Pod takes a long time to start

If the Workflow Authoring or Workflow Runtime pod takes a long time to start, and all other pods are up and running, the problem might be caused by resource limits. To solve the problem, modify the custom resource (CR) file, increase the resource limits, and apply the change.

A container is not allowed to use more than its resource limits. After the readiness probe fails several times, Kubernetes restarts the pod. For more information, see Managing Resource for containers: Requests and limits.

Resolution

  1. Modify the workflow_authoring_configuration or baw_configuration section of your CR file to set the CPU and memory resource limits to a higher value. For example, add the following lines:
        resources:
          limits:
            ## CPU limit for Workflow Authoring
            cpu: 4
            ## Memory limit for Workflow Authoring
            memory: 3Gi
    To have your changes take effect, run the following command and wait for the next operator reconcile:
    oc apply - f <your_CR.yaml>
  2. Optional: Adjust the properties of the two probes (liveness probe and readiness probe).

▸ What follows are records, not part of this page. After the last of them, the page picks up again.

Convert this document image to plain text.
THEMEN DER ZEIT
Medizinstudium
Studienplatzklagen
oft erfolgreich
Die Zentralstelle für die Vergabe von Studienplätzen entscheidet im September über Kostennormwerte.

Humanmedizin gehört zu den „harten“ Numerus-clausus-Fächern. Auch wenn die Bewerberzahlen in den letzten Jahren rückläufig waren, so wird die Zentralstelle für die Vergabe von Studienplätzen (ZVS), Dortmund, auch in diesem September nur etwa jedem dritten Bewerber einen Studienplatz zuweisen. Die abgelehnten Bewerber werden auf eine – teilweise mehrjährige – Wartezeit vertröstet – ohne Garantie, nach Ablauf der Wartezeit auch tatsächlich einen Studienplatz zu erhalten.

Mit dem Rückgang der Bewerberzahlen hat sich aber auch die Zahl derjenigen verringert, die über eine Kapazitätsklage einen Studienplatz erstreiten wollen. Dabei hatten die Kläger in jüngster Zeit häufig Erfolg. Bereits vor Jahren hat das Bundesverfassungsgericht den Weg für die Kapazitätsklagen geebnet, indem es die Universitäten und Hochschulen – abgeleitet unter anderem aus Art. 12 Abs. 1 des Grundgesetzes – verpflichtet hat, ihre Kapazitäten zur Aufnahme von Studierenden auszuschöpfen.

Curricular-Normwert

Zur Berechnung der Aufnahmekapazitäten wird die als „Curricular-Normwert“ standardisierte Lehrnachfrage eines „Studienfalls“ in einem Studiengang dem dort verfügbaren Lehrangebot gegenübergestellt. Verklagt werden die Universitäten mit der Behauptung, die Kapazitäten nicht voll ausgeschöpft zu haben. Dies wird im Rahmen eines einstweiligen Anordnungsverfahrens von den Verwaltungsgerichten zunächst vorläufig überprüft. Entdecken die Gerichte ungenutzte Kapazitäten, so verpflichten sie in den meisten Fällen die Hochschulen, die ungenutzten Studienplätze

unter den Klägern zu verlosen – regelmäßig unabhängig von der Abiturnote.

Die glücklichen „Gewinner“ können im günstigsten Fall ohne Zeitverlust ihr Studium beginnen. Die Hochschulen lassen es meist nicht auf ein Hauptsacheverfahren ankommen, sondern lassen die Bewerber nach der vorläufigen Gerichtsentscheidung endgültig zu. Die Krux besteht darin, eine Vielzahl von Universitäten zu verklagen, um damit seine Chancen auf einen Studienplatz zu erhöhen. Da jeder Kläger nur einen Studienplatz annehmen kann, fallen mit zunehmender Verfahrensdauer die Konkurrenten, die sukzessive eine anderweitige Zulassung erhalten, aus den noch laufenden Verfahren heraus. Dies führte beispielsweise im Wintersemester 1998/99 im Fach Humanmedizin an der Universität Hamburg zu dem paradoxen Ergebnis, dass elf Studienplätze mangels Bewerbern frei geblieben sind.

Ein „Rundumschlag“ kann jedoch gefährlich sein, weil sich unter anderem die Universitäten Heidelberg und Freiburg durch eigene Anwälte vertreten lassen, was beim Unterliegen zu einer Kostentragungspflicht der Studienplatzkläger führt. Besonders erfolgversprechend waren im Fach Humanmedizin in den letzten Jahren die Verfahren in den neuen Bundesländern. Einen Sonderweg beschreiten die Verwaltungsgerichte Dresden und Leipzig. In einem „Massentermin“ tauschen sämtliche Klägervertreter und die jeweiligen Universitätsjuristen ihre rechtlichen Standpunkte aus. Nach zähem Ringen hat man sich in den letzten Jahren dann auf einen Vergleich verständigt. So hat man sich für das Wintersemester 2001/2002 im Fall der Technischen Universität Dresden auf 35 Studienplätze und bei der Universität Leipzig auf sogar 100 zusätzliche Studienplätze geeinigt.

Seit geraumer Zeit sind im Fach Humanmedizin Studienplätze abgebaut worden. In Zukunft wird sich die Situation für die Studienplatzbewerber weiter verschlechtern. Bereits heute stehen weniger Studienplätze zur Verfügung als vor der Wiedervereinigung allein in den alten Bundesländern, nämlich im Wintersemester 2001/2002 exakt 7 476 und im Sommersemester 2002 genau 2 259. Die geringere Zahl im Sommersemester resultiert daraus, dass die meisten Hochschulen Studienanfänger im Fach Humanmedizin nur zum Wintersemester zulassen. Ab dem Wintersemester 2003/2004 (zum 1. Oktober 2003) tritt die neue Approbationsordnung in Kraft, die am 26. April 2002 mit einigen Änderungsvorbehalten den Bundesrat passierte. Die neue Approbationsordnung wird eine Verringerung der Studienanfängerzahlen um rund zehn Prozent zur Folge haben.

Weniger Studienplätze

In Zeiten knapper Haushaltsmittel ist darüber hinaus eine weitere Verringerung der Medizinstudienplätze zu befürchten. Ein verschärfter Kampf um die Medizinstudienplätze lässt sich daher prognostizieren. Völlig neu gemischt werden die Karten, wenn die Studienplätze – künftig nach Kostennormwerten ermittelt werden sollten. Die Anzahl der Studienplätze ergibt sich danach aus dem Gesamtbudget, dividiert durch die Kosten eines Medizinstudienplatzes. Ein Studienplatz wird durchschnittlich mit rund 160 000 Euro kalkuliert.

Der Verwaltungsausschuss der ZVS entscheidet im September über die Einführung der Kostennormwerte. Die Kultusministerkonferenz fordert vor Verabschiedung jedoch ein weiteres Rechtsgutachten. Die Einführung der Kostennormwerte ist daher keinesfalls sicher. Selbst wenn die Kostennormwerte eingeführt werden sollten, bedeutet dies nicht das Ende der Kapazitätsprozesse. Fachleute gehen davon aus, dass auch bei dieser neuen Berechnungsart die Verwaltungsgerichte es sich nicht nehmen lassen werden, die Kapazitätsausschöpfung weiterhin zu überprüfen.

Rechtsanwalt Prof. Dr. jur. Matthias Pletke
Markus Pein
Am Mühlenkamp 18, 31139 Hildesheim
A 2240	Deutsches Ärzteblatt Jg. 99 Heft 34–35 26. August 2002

For example, add the following lines in the workflow_authoring_configuration or baw_configuration section of your CR file:
        probe:
          ws:
            liveness_probe:
              ## Number of seconds after the Workflow Authoring container starts before the liveness probe is initiated
              initial_delay_seconds: 300
              ## Number of seconds to wait before the next probe.
              period_seconds: 10
              ## Number of seconds after which the probe times out.
              timeout_seconds: 10
              ## When a probe fails, number of times that Kubernetes will try before giving up and restarting the container.
              failure_threshold: 3
              ## Minimum consecutive successes for the probe to be considered successful after it failed.
              success_threshold: 1
            readinessProbe:
              ## Number of seconds after the Workflow Authoring container starts before the readiness probe is initiated
              initial_delay_seconds: 240
              ## Number of seconds to wait before the next probe.
              period_seconds: 5
              ## Number of seconds after which the probe times out.
              timeout_seconds: 5
              ## When a probe fails, number of times that Kubernetes will try before giving up and restarting the container.
              failure_threshold: 6
              ## Minimum consecutive successes for the probe to be considered successful after it failed.
              success_threshold: 1
    To have your changes take effect, run the following command and wait for the next operator reconcile:
    oc apply - f <your_CR.yaml>